Исполнение «Русалки» Дворжака сродни чувственному купанию под луной, очень сложно сделать главную героиню живой, а сюжет — реалистичным. Меня долго озадачивал финал оперы, на его понимание ушло немало времени и усилий. Что происходит с Русалкой? Или, например, с Принцем? Прибавьте к этому, что во втором акте главная героиня не издает почти ни звука, и исполнительница партии Русалки может выражать эмоции лишь посредством мимики и жестов. Должна честно признаться, мне потребовалось семь раз спеть в этой опере, прежде чем я добралась до сердцевины роли. Режиссер парижской постановки «Русалки» Роберт Карсен сосредоточился на сексуальной составляющей образа и попытке нимфы «стать женщиной», так что опера превратилась в великолепно сделанную психологическую драму, в которой Водяной и Колдунья выступали родителями Русалки. Я просила разных хореографов помочь мне найти способ выразить в движении отчаяние героини и ее состояние после частичного превращения в человека, которое сама она определяет «ни женщина, ни нимфа»; поначалу стоять на сцене и не петь было для меня все равно что скрипачу играть концерт без скрипки.
Чаще всего я играла в спектакле Отто Шенка (декорации Гюнтера Шнайдера-Симсена), и финальная сцена там самая убедительная. В ней Русалка как бы идет по воде — то есть на самом деле по куску искусно подсвеченного и украшенного металлическими лентами и нитями плексигласа. Под сценой специальные машины медленно прокручивают куски прочной полиэфирной пленки, чтобы изобразить водную рябь в лунном свете. В общем, получается довольно яркая картина, к тому же какая сопрано не мечтает хотя бы разок пройтись по воде? Русалка не умирает и не превращается обратно в речную нимфу — она обречена до конца дней своих соблазнять мужчин и отправлять их на верную гибель в темной пучине. В основе всех моих любимых вокальных произведений, «Русалки» в том числе, лежит тема любви и искупления, но чтобы постичь смысл оперы Дворжака, приходится нырнуть глубже обычного. Русалка клянется не убивать возлюбленного, но Принц умоляет ее о поцелуе и в результате гибнет. Он хочет смертью искупить свою вину перед ней. Она же молит Бога забрать его прекрасную душу, поет одну из красивейших арий мирового оперного репертуара и возвращается к своему бесконечно мрачному существованию. Дворжаковская нимфа даже отдаленно не напоминает заполучившую и ноги, и жениха нахальную Русалочку из диснеевского мультфильма, поставленного по мотивам той же «Ундины».

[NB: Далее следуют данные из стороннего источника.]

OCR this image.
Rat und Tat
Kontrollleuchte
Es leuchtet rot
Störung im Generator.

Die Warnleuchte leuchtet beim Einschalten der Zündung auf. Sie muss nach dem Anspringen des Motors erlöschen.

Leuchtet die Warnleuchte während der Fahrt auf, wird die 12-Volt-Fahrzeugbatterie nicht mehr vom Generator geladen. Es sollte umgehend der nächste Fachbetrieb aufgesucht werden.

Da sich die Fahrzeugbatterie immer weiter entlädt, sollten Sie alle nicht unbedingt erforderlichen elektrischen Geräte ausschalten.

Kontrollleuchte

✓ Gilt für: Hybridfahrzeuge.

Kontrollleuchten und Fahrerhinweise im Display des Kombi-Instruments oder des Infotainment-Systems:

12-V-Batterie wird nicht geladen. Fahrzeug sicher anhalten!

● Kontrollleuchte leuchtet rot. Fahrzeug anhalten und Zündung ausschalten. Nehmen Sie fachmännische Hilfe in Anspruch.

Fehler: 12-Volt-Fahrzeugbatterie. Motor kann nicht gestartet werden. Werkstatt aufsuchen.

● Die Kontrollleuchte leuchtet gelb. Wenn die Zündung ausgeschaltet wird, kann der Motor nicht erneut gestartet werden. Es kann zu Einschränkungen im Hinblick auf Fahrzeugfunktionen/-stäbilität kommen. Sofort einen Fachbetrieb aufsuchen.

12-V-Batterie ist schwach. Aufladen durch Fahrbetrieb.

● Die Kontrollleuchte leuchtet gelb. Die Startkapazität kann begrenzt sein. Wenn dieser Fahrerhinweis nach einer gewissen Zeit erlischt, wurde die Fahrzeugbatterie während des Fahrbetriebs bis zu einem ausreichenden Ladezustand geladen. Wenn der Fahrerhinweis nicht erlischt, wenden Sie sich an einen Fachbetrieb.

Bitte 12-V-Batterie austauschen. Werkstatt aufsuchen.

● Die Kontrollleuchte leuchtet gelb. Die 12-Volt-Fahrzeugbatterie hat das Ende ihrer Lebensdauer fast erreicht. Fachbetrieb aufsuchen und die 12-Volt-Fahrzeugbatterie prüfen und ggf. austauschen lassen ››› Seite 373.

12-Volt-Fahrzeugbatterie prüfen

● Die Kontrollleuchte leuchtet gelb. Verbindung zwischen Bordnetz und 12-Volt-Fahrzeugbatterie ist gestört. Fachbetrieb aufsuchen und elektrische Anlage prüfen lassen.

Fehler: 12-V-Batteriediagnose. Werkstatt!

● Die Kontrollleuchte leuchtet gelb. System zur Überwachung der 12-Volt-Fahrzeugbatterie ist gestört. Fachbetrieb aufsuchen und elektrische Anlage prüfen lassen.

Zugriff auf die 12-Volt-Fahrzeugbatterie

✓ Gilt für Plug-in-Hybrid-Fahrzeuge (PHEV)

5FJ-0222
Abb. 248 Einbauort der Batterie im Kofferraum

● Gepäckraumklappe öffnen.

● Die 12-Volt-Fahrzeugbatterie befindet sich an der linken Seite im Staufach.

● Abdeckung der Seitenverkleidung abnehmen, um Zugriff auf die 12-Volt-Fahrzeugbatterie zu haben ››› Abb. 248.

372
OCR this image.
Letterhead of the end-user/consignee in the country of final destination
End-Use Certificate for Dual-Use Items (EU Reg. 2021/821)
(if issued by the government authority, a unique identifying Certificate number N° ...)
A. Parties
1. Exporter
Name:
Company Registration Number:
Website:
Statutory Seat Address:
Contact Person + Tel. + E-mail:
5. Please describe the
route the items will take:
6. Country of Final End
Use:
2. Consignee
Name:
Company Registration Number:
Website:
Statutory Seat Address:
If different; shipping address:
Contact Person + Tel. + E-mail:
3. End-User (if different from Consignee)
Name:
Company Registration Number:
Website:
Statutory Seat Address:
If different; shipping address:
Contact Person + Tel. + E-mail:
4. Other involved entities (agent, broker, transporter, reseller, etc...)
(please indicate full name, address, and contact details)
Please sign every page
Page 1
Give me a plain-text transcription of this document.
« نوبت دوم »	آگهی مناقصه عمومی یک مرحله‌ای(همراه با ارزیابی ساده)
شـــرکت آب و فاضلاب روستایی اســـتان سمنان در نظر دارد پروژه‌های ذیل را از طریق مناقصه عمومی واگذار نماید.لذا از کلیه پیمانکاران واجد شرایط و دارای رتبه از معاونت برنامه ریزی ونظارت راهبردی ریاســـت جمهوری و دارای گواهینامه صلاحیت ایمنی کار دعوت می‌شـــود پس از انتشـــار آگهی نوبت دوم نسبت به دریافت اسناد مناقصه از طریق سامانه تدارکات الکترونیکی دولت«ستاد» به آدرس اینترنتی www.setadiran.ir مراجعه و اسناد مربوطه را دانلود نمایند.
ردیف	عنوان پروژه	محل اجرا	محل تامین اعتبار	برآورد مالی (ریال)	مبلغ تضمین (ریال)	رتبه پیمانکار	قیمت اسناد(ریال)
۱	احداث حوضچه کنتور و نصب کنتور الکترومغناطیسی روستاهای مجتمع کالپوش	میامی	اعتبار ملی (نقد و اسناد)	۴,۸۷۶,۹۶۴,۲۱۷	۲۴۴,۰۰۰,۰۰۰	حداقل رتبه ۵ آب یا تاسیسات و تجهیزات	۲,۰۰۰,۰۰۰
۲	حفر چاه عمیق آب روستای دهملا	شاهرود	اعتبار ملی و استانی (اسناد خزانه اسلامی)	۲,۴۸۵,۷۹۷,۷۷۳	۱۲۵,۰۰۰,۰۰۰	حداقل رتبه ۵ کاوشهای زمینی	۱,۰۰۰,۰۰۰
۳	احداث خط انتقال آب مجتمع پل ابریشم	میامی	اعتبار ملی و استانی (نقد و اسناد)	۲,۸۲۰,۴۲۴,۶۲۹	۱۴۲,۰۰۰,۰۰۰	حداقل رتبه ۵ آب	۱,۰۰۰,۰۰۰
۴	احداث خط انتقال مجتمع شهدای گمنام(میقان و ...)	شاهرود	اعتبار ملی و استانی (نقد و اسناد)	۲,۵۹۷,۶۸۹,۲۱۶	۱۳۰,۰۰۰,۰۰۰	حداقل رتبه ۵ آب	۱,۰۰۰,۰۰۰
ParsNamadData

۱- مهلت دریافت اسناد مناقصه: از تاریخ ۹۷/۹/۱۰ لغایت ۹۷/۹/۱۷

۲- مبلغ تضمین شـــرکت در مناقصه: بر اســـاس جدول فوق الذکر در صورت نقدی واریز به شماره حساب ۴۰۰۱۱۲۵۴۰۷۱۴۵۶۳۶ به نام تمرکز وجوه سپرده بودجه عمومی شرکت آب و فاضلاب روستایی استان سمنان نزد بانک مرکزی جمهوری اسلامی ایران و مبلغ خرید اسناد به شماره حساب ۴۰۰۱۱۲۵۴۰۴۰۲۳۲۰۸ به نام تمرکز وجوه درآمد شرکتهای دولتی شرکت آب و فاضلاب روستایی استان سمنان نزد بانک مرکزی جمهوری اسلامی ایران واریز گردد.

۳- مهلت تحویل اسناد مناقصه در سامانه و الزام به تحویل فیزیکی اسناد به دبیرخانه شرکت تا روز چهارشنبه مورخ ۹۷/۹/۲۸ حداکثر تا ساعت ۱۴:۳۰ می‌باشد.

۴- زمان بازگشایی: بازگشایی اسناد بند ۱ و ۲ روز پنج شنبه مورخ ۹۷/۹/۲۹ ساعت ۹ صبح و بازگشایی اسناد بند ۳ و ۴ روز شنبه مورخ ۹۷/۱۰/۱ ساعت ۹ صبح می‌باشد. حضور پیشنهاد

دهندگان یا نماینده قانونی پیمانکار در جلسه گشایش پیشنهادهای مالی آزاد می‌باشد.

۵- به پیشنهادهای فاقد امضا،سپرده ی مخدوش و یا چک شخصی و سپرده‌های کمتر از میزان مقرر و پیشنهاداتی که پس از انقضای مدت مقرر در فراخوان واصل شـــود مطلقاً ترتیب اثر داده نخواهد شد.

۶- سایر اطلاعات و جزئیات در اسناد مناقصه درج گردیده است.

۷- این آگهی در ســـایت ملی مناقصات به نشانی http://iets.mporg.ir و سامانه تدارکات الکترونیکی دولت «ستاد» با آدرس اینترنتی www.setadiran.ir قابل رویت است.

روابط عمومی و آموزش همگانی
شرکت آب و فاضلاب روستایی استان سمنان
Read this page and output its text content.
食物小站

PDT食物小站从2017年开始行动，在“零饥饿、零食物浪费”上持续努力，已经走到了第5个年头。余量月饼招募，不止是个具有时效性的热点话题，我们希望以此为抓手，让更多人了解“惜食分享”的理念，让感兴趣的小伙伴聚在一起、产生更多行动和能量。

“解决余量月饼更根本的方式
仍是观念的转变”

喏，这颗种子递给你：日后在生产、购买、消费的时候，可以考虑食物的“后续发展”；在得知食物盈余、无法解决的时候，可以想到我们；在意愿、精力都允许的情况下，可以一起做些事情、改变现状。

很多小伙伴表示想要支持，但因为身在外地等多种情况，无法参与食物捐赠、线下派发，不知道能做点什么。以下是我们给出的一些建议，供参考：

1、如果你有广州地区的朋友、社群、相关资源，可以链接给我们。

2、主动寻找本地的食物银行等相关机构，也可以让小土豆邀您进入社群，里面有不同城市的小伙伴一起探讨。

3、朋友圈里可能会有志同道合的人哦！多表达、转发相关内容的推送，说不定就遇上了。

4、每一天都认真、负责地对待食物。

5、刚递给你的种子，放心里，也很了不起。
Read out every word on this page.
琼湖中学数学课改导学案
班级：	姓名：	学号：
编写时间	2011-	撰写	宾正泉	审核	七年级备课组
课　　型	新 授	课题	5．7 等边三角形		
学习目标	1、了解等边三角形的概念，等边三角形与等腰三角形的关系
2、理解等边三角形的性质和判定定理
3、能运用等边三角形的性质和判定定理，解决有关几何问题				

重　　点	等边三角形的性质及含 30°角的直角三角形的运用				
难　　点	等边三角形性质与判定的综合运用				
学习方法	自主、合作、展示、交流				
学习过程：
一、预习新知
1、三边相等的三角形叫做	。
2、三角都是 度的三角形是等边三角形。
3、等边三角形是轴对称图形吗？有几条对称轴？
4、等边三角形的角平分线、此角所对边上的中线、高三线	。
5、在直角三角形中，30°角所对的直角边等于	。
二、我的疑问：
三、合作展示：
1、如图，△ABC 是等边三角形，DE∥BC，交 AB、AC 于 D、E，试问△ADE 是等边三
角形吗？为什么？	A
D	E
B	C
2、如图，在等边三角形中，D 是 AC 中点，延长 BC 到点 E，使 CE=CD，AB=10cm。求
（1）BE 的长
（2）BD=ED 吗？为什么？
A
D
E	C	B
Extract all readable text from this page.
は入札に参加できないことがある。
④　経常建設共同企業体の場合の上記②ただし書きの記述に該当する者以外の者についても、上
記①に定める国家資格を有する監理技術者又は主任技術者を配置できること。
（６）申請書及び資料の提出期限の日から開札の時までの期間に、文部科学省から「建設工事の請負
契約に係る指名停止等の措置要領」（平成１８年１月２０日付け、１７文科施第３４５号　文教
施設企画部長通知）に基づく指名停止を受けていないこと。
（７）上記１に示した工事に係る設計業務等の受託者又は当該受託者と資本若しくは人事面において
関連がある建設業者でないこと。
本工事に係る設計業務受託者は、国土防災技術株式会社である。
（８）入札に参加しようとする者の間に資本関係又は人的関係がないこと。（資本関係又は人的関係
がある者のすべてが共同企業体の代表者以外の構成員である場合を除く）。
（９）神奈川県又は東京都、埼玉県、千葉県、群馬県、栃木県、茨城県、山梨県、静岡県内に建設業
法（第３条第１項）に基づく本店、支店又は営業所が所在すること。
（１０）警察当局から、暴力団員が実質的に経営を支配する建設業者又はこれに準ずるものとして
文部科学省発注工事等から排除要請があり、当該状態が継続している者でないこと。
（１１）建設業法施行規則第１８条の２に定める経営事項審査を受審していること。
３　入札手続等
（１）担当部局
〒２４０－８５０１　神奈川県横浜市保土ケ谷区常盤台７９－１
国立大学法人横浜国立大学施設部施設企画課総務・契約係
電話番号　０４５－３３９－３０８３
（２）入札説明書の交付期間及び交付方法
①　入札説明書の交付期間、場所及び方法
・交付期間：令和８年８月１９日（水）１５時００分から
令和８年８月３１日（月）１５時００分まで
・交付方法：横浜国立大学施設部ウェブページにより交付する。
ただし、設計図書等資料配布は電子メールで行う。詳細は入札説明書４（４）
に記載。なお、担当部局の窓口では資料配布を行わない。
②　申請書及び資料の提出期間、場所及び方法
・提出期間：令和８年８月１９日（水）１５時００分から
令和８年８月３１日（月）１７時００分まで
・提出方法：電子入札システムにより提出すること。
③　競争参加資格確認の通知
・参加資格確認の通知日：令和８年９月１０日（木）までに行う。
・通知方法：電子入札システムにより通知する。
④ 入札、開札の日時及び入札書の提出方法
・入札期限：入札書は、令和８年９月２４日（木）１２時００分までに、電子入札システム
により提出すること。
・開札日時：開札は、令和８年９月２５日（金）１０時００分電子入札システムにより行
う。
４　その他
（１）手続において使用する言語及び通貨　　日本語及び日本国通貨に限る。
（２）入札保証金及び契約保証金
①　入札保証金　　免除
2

Иногда какая-то постановка благодаря удачному исполнению сложной роли становится особенно любимой, например, «Альцина» Парижской оперы, поставленная в 1999 году в старом «Пале Гарнье». Сьюзан Грэм пела Руджеро — предмет моей страсти или, скорее, наваждения, — мы обе тогда дебютировали в опере Генделя. Нам повезло, что ставил спектакль Роберт Карсон, а Уильям Кристи стоял за дирижерским пультом (руководя своим барочным ансамблем «Les Arts Florissants»). Во время нашей первой встречи с Кристи я ожидала, что он попросит меня спеть партию чисто и прозрачно, без вибрато, и готова была попробовать, но он заявил: «На премьере зрители замирали от этой музыки. Люди падали в обморок. Мы добьемся того же эффекта». Он велел мне включить в партию весь арсенал доступных средств, всю выразительность, всю сексуальность, весь напор. Я запротестовала: «Нет-нет. Погодите-ка, вы, наверное, шутите. Это же стилистически неверно». Но он настаивал, и в итоге я попробовала петь так, будто исполняла джаз: причудливая фраза там, ровная нота здесь. Я начинала петь без вибрато, а позже добавляла его. Петь подобным образом казалось кощунством по отношению к Генделю, все-таки стилистически он ближе к Моцарту, но Кристи продолжал уверять меня в обратном. В итоге благодаря смелому и неожиданному решению постановка имела успех.